Impute Missing Values

For decision trees, missing values are not problematic. Surrogate splitting rules enable you to use the values of other input variables to perform a split for observations with missing values. In SAS Enterprise Miner, however, models such as regressions and neural networks ignore altogether observations that contain missing values, which reduces the size of the training data set. Less training data can substantially weaken the predictive power of these models. To overcome this obstacle of missing data, you can impute missing values before you fit the models.
Tip
It is a particularly good idea to impute missing values before fitting a model that ignores observations with missing values if you plan to compare those models with a decision tree. Model comparison is most appropriate between models that are fit with the same set of observations.

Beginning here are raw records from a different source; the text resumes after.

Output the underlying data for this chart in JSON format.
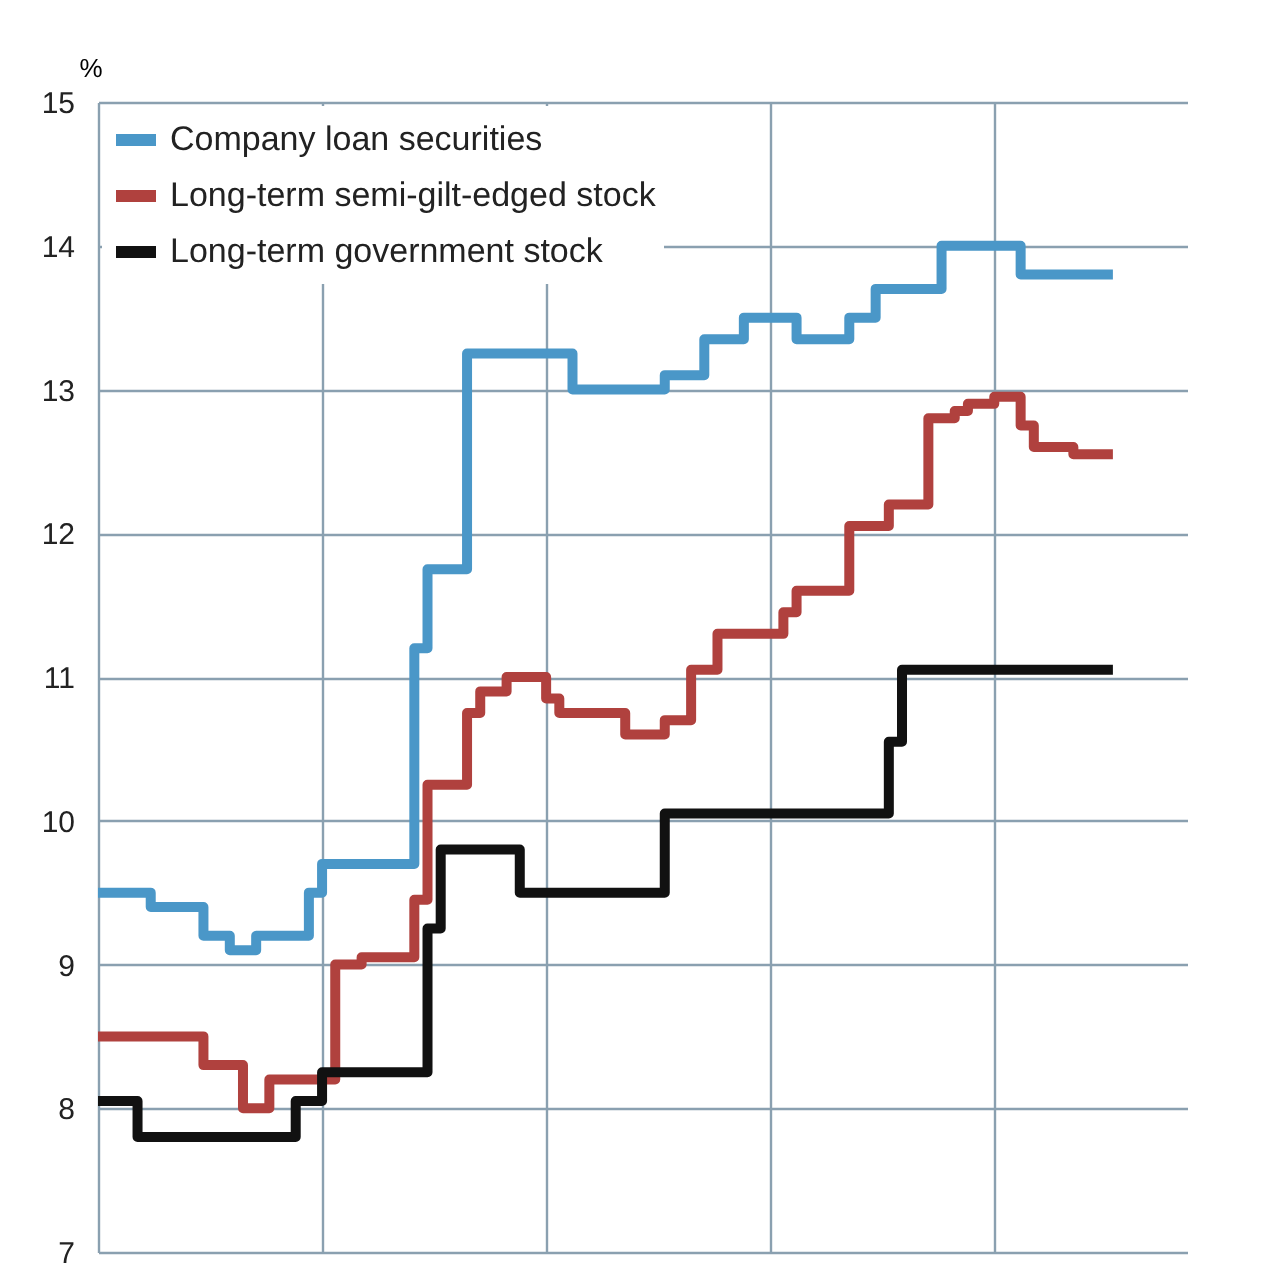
{
  "chart_data": {
    "type": "step",
    "ylabel": "%",
    "categories": [
      null,
      null,
      null,
      null,
      null,
      null,
      null,
      null,
      null,
      null,
      null,
      null,
      null,
      null,
      null,
      null,
      null,
      null,
      null,
      null,
      null,
      null,
      null,
      null,
      null,
      null,
      null,
      null,
      null,
      null,
      null,
      null,
      null,
      null,
      null,
      null,
      null,
      null,
      null,
      null,
      null,
      null,
      null,
      null,
      null,
      null,
      null,
      null,
      null,
      null,
      null,
      null,
      null,
      null,
      null,
      null,
      null,
      null,
      null,
      null,
      null,
      null,
      null,
      null,
      null,
      null,
      null,
      null,
      null,
      null,
      null,
      null,
      null,
      null,
      null,
      null,
      null,
      null
    ],
    "ylim": [
      7,
      15
    ],
    "yticks": [
      7,
      8,
      9,
      10,
      11,
      12,
      13,
      14,
      15
    ],
    "tick_labels": "y",
    "grid": true,
    "legend": "top left",
    "marker": "none",
    "line_style": "solid",
    "series": [
      {
        "name": "Company loan securities",
        "color": "#4a97c8",
        "values": [
          9.5,
          9.5,
          9.5,
          9.5,
          9.4,
          9.4,
          9.4,
          9.4,
          9.2,
          9.2,
          9.1,
          9.1,
          9.2,
          9.2,
          9.2,
          9.2,
          9.5,
          9.7,
          9.7,
          9.7,
          9.7,
          9.7,
          9.7,
          9.7,
          11.2,
          11.75,
          11.75,
          11.75,
          13.25,
          13.25,
          13.25,
          13.25,
          13.25,
          13.25,
          13.25,
          13.25,
          13.0,
          13.0,
          13.0,
          13.0,
          13.0,
          13.0,
          13.0,
          13.1,
          13.1,
          13.1,
          13.35,
          13.35,
          13.35,
          13.5,
          13.5,
          13.5,
          13.5,
          13.35,
          13.35,
          13.35,
          13.35,
          13.5,
          13.5,
          13.7,
          13.7,
          13.7,
          13.7,
          13.7,
          14.0,
          14.0,
          14.0,
          14.0,
          14.0,
          14.0,
          13.8,
          13.8,
          13.8,
          13.8,
          13.8,
          13.8,
          13.8,
          13.8
        ]
      },
      {
        "name": "Long-term semi-gilt-edged stock",
        "color": "#b0413e",
        "values": [
          8.5,
          8.5,
          8.5,
          8.5,
          8.5,
          8.5,
          8.5,
          8.5,
          8.3,
          8.3,
          8.3,
          8.0,
          8.0,
          8.2,
          8.2,
          8.2,
          8.2,
          8.2,
          9.0,
          9.0,
          9.05,
          9.05,
          9.05,
          9.05,
          9.45,
          10.25,
          10.25,
          10.25,
          10.75,
          10.9,
          10.9,
          11.0,
          11.0,
          11.0,
          10.85,
          10.75,
          10.75,
          10.75,
          10.75,
          10.75,
          10.6,
          10.6,
          10.6,
          10.7,
          10.7,
          11.05,
          11.05,
          11.3,
          11.3,
          11.3,
          11.3,
          11.3,
          11.45,
          11.6,
          11.6,
          11.6,
          11.6,
          12.05,
          12.05,
          12.05,
          12.2,
          12.2,
          12.2,
          12.8,
          12.8,
          12.85,
          12.9,
          12.9,
          12.95,
          12.95,
          12.75,
          12.6,
          12.6,
          12.6,
          12.55,
          12.55,
          12.55,
          12.55
        ]
      },
      {
        "name": "Long-term government stock",
        "color": "#111111",
        "values": [
          8.05,
          8.05,
          8.05,
          7.8,
          7.8,
          7.8,
          7.8,
          7.8,
          7.8,
          7.8,
          7.8,
          7.8,
          7.8,
          7.8,
          7.8,
          8.05,
          8.05,
          8.25,
          8.25,
          8.25,
          8.25,
          8.25,
          8.25,
          8.25,
          8.25,
          9.25,
          9.8,
          9.8,
          9.8,
          9.8,
          9.8,
          9.8,
          9.5,
          9.5,
          9.5,
          9.5,
          9.5,
          9.5,
          9.5,
          9.5,
          9.5,
          9.5,
          9.5,
          10.05,
          10.05,
          10.05,
          10.05,
          10.05,
          10.05,
          10.05,
          10.05,
          10.05,
          10.05,
          10.05,
          10.05,
          10.05,
          10.05,
          10.05,
          10.05,
          10.05,
          10.55,
          11.05,
          11.05,
          11.05,
          11.05,
          11.05,
          11.05,
          11.05,
          11.05,
          11.05,
          11.05,
          11.05,
          11.05,
          11.05,
          11.05,
          11.05,
          11.05,
          11.05
        ]
      }
    ]
  }
}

To use the Impute node to impute missing values:
  1. Select the Modify tab on the Toolbar.
  2. Select the Impute node icon. Drag the node into the Diagram Workspace.
  3. Connect the Control Point node to the Impute node.
    Impute Process Flow Diagram
  4. Select the Impute node. In the Properties Panel, scroll down to view the Train properties:
    • For class variables, click on the value of Default Input Method and select Tree Surrogate from the drop-down menu that appears.
    • For interval variables, click on the value of Default Input Method and select Median from the drop-down menu that appears.
    The default input method specifies which default statistic to use to impute missing values. In this example, the values of missing interval variables are replaced by the median of the nonmissing values. This statistic is less sensitive to extreme values than the mean or midrange and is therefore useful for imputation of missing values from skewed distributions. The values of missing class variables, in this example, are imputed using predicted values from a decision tree. For each class variable, SAS Enterprise Miner builds a decision tree (in this case, potentially using surrogate splitting rules) with that variable as the target and the other input variables as predictors.
  5. In the Diagram Workspace, right-click the Impute node, and select Run from the resulting menu. Click Yes in the Confirmation window that opens.
  6. In the window that appears when processing completes, click OK.
Note: In the data that is exported from the Impute node, a new variable is created for each variable for which missing values are imputed. The original variable is not overwritten. Instead, the new variable has the same name as the original variable but is prefaced with IMP_. The original version of each variable also exists in the exported data and has the role Rejected. In this example, SES and URBANICITY have values that are replaced and then imputed. Therefore, in addition to the original version, each of these variables has a version in the exported data that is prefaced by IMP_REP_.